Nevertheless, there’s something diabolical about the show’s conception of Judge Jen, who initially comes across so earthly and relatable — with her big burrito lunch, sprinkled with hot sauce spiked with “the concept of envy” — but is gradually revealed to be in service primarily to the afterlife’s big, cruel machine.
This feeling of powerlessness drives us all batty in real life. Even people who smile and seem willing to help are often following a script that’s been written to end in a “No.” We can’t get too mad about it, because things are as they are, and yet knowing we can’t get mad only makes us madder. Stay tuned next week to see if Eleanor finally boils over, as anyone would.
Beyond the Neighborhood
• I’m a sucker for a great door gag, and “The Burrito” has a doozy, with Eleanor walking out of one entryway on the right side of the Judge’s chambers and then immediately appearing through another door on the left. She claims to a grumbling Chidi (the fake one, anyway) that this trick helps her think. But really it’s just a great visual: movie-worthy cine-magic, repeated just enough to stay cool.

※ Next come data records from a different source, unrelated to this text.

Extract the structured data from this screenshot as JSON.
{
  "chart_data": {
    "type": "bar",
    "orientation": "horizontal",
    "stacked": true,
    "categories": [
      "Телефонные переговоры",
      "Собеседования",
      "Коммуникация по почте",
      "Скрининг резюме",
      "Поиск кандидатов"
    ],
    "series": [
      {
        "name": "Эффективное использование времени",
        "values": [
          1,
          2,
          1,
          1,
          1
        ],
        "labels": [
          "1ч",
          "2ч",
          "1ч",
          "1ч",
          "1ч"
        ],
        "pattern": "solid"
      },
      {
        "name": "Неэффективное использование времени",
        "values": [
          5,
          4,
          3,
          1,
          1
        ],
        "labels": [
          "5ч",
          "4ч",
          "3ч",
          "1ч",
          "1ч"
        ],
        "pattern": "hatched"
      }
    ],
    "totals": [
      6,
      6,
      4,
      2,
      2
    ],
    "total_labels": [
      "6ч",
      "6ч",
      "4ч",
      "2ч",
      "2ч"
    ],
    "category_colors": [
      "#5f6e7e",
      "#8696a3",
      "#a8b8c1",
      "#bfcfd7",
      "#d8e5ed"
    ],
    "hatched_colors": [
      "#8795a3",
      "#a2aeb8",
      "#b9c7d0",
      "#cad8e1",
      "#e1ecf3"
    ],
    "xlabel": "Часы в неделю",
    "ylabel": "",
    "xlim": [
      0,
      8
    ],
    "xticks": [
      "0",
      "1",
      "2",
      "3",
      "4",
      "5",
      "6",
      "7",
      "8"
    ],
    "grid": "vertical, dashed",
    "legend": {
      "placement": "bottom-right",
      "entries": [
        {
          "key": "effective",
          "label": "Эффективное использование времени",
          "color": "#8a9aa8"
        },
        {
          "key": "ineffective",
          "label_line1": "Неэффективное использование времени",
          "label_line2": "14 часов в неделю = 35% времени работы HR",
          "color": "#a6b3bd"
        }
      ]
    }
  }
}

• Chidi can’t understand why he should go to the Bad Place just for taking over an hour to choose a hat, especially given that he’s pretty sure he picked the right one. An exasperated Jen responds to this by snapping, “There is no right one … they’re hats!”
• Jen apparently spends a lot of her copious spare time watching modern prestige TV, from Ken Burns’s The Vietnam War (“I’m immortal but that thing is looooong!”) to Bloodline (which she’s actually hesitating to get into because, “I can’t see Kyle Chandler as anyone but Coach Taylor.”)
• Shawn hates that humans expect everything to be “fair,” and grumbles that it’s our stupidest word, “Next to ‘staycation.’”
• Shawn also devises one of the cleverest possible tortures for Michael: an eternity in a room with an ever growing stack of New Yorker magazines that he’ll never finish reading. Yes, The New Yorker.